What I Learned from Autoimmunity and Cancer
I am hard-wired for achievement and for many years I worshiped at that alter. I reached every goal I set my sights on attaining, achieving great success in both the clinical and corporate worlds. And yet, as I climbed the corporate ladder, I harbored a secret: I had been suffering with very serious illness for 30 years.
By the time I was 44, I had been diagnosed with systemic lupus, fibromyalgia, lyme disease, chronic EBV, endometriosis, asthma, narcolepsy, gastritis, gastroparesis, colitis, rosacea, IBS, Restless Leg Syndrome, Periodic Movement Disorder, Autoimmune thyroiditis, psoriasis, and eczema (that I can remember). I had endured many surgeries, hospitalizations and procedures, and I was completely disabled. What I discovered the hard way during my pursuit of success at any cost is that if you don’t take care of your mind and body and soul, your body will shut you down for maintenance. And by 2014, my body was trying to shut me down permanently.
So started the next chapter of my life: I spent the next 5 years studying mind-body-spirit wellness and I successfully clawed my life back from the abyss. After 4 years of healing, I was negative for autoimmune symptoms or antibodies, a true miracle. I was ready to design my new life!

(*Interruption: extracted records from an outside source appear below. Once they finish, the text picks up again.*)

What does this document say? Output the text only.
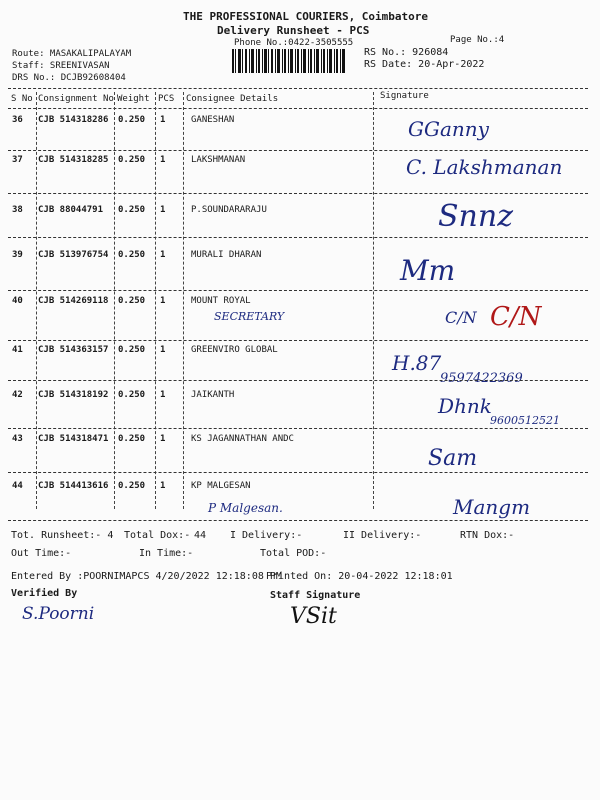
THE PROFESSIONAL COURIERS, Coimbatore
Delivery Runsheet - PCS
Phone No.:0422-3505555	Page No.:4
Route: MASAKALIPALAYAM
Staff: SREENIVASAN
DRS No.: DCJB92608404
RS No.: 926084
RS Date: 20-Apr-2022
S No Consignment No Weight PCS Consignee Details	Signature
36 CJB 514318286 0.250 1	GANESHAN	GGanny
37 CJB 514318285 0.250 1	LAKSHMANAN	C. Lakshmanan
38 CJB 88044791 0.250 1	P.SOUNDARARAJU	Snnz
39 CJB 513976754 0.250 1	MURALI DHARAN	Mm
40 CJB 514269118 0.250 1	MOUNT ROYAL
SECRETARY	C/N C/N
41 CJB 514363157 0.250 1	GREENVIRO GLOBAL
H.87
9597422369
42 CJB 514318192 0.250 1	JAIKANTH	Dhnk
9600512521
43 CJB 514318471 0.250 1	KS JAGANNATHAN ANDC
Sam
44 CJB 514413616 0.250 1	KP MALGESAN
P Malgesan.	Mangm
Tot. Runsheet:- 4 Total Dox:- 44 I Delivery:-	II Delivery:-	RTN Dox:-
Out Time:-	In Time:-	Total POD:-
Entered By :POORNIMAPCS 4/20/2022 12:18:08 PM
Printed On: 20-04-2022 12:18:01
Verified By	Staff Signature
S.Poorni	VSit
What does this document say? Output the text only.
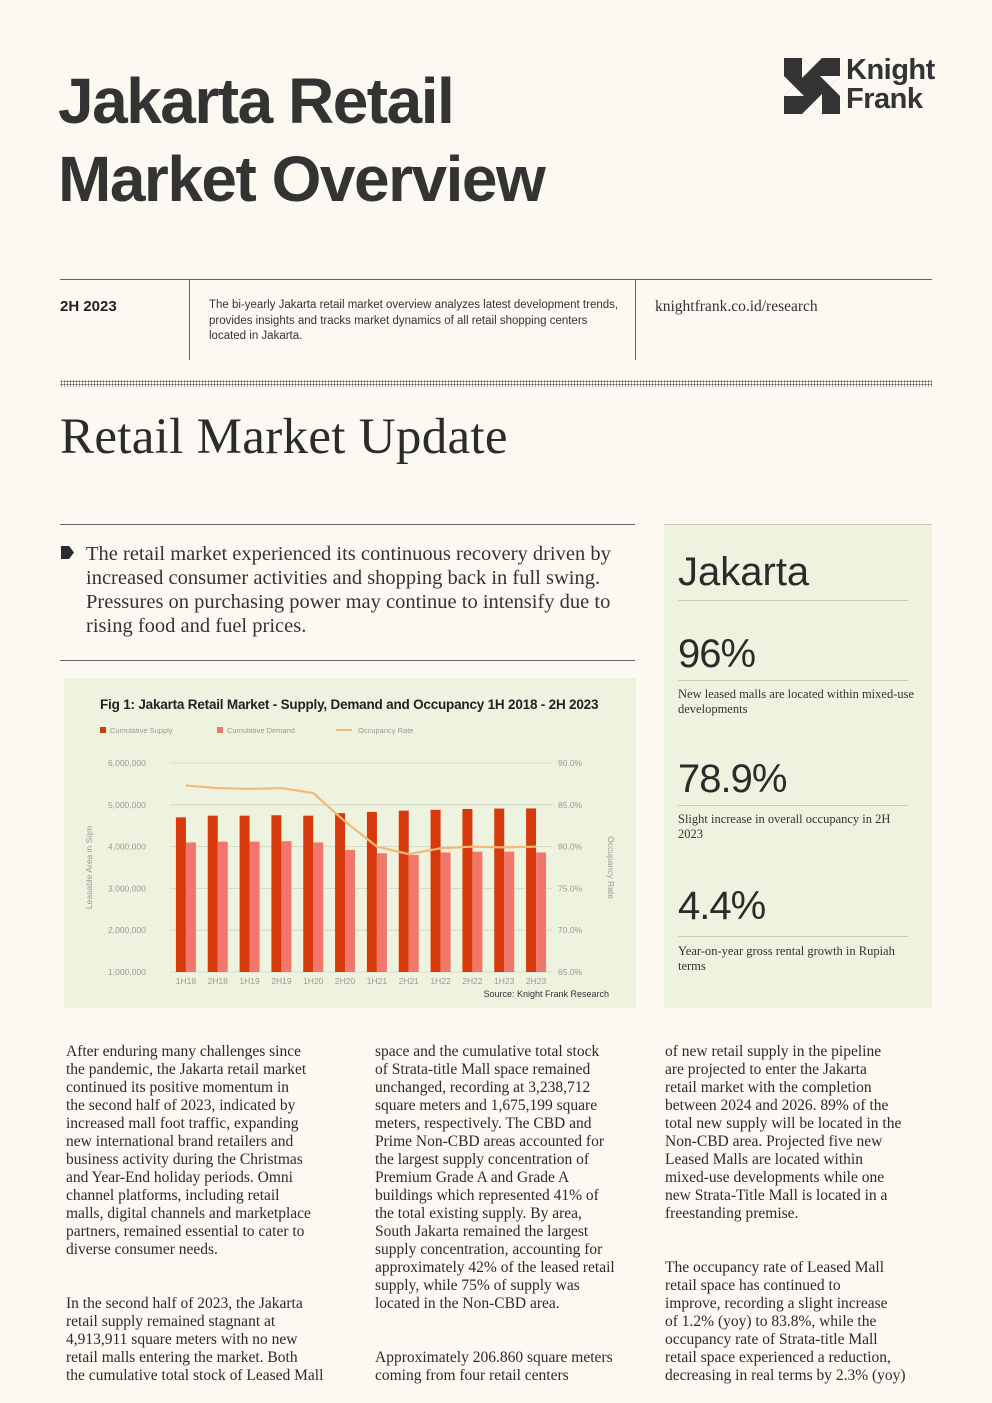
Jakarta Retail
Market Overview
Knight
Frank
2H 2023	The bi-yearly Jakarta retail market overview analyzes latest development trends, provides insights and tracks market dynamics of all retail shopping centers located in Jakarta.
knightfrank.co.id/research
Retail Market Update
The retail market experienced its continuous recovery driven by increased consumer activities and shopping back in full swing. Pressures on purchasing power may continue to intensify due to rising food and fuel prices.
Fig 1: Jakarta Retail Market - Supply, Demand and Occupancy 1H 2018 - 2H 2023
1,000,000
2,000,000
3,000,000
4,000,000
5,000,000
6,000,000
65.0%
70.0%
75.0%
80.0%
85.0%
90.0%
Leasable Area in Sqm	Occupancy Rate
Cumulative Supply	Cumulative Demand	Occupancy Rate
1H18 2H18 1H19 2H19 1H20 2H20 1H21 2H21 1H22 2H22 1H23 2H23
Source: Knight Frank Research
Jakarta
96%
New leased malls are located within mixed-use developments
78.9%
Slight increase in overall occupancy in 2H 2023
4.4%
Year-on-year gross rental growth in Rupiah terms

After enduring many challenges since
the pandemic, the Jakarta retail market
continued its positive momentum in
the second half of 2023, indicated by
increased mall foot traffic, expanding
new international brand retailers and
business activity during the Christmas
and Year-End holiday periods. Omni
channel platforms, including retail
malls, digital channels and marketplace
partners, remained essential to cater to
diverse consumer needs.

In the second half of 2023, the Jakarta
retail supply remained stagnant at
4,913,911 square meters with no new
retail malls entering the market. Both
the cumulative total stock of Leased Mall

space and the cumulative total stock
of Strata-title Mall space remained
unchanged, recording at 3,238,712
square meters and 1,675,199 square
meters, respectively. The CBD and
Prime Non-CBD areas accounted for
the largest supply concentration of
Premium Grade A and Grade A
buildings which represented 41% of
the total existing supply. By area,
South Jakarta remained the largest
supply concentration, accounting for
approximately 42% of the leased retail
supply, while 75% of supply was
located in the Non-CBD area.

Approximately 206.860 square meters
coming from four retail centers

of new retail supply in the pipeline
are projected to enter the Jakarta
retail market with the completion
between 2024 and 2026. 89% of the
total new supply will be located in the
Non-CBD area. Projected five new
Leased Malls are located within
mixed-use developments while one
new Strata-Title Mall is located in a
freestanding premise.

The occupancy rate of Leased Mall
retail space has continued to
improve, recording a slight increase
of 1.2% (yoy) to 83.8%, while the
occupancy rate of Strata-title Mall
retail space experienced a reduction,
decreasing in real terms by 2.3% (yoy)
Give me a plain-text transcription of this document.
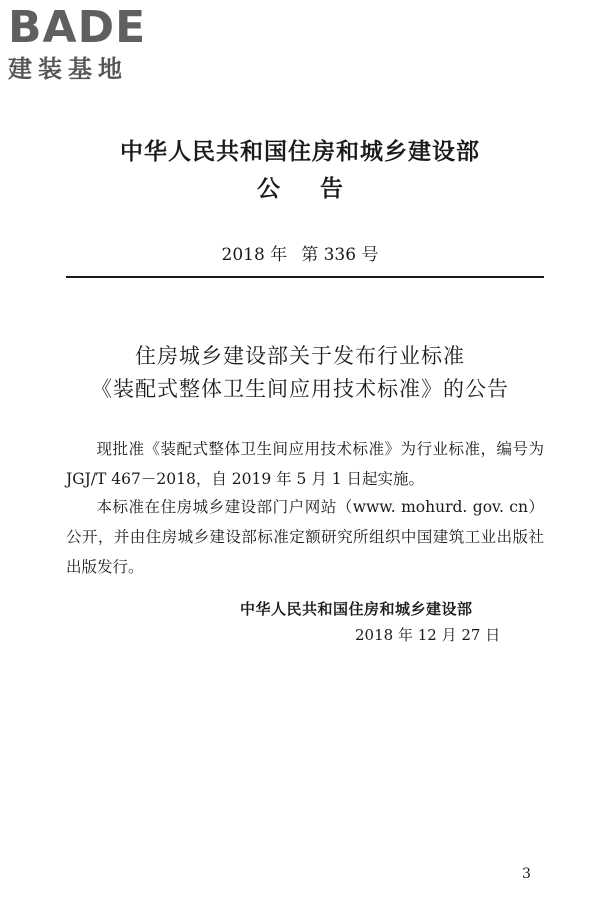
BADE
建装基地
中华人民共和国住房和城乡建设部
公 告
2018 年 第 336 号
住房城乡建设部关于发布行业标准
《装配式整体卫生间应用技术标准》的公告
现批准《装配式整体卫生间应用技术标准》为行业标准，编号为 JGJ/T 467－2018，自 2019 年 5 月 1 日起实施。
本标准在住房城乡建设部门户网站（www. mohurd. gov. cn）公开，并由住房城乡建设部标准定额研究所组织中国建筑工业出版社出版发行。
中华人民共和国住房和城乡建设部
2018 年 12 月 27 日
3
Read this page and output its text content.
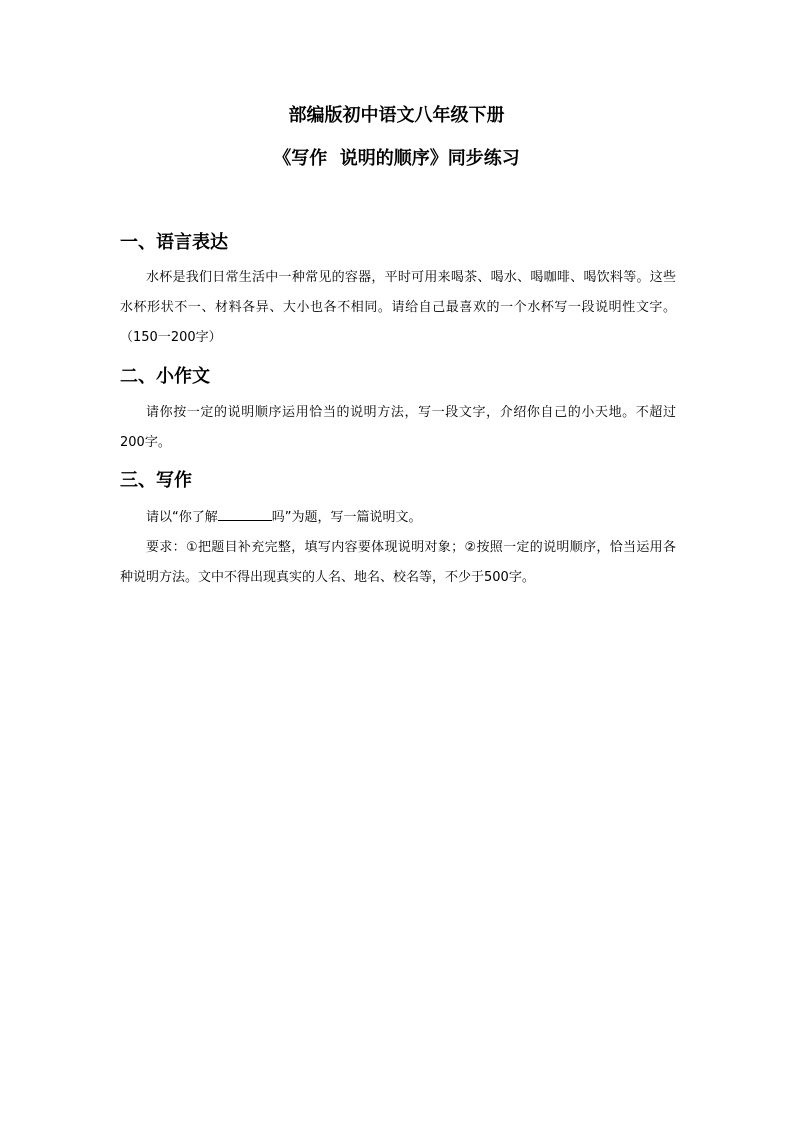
部编版初中语文八年级下册
《写作  说明的顺序》同步练习
一、语言表达
水杯是我们日常生活中一种常见的容器，平时可用来喝茶、喝水、喝咖啡、喝饮料等。这些水杯形状不一、材料各异、大小也各不相同。请给自己最喜欢的一个水杯写一段说明性文字。（150一200字）
二、小作文
请你按一定的说明顺序运用恰当的说明方法，写一段文字，介绍你自己的小天地。不超过200字。
三、写作
请以“你了解	吗”为题，写一篇说明文。
要求：①把题目补充完整，填写内容要体现说明对象；②按照一定的说明顺序，恰当运用各种说明方法。文中不得出现真实的人名、地名、校名等，不少于500字。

Which is when I was diagnosed with Stage 3 cancer. And the rug was once again yanked out from under me. I was falling down the dark and disorienting well once again. Cancer was so shocking – I was completely taken by surprise. Cancer was a sneaky and frightening foe: My cancer was diagnosed with a routine mammogram. My tumor was too small to feel on clinical exam, and yet it spread aggressively through my lymph and vascular systems. So, even though I adamantly refused chemo for autoimmunity, I accepted that I needed a very long and aggressive treatment plan including chemo, surgery and radiation. My side effects were a nightmare. I was completely bedridden for a year.
I felt blessed for having had catastrophic health issues before my cancer diagnoses, as I was able to apply so many valuable lessons to my healing including:
I don’t allow fear to drive: It can be a passenger on my journey but it can’t be the driver.
I am not at war with my body. Cancer cells are my own, broke bad. I practice visualization, meditation and gratitude to encourage my immune system and cells to live and die healthy, as designed.
I know that in life, you get knocked down. Trauma is inevitable. Life is not about how many times I get knocked down – or knocked out – it’s about how many times I get back up. Not giving up is what I can control.
I am my own health leader. No one can make a better decision for me that I can make for myself. I choose the path that I am least likely to regret when I play out the consequences. Ultimately, I feel everyone should make the decision that serves them best and those decisions should be respected.
Illness does not define me. I am absolutely “more than cancer.” I am not the “lupus lady” or the “cancer girl.” My illness is part of my story. But it does not define me.
And I plan to stay well. I will make intentional wellness choices at every opportunity. Wellness is priceless.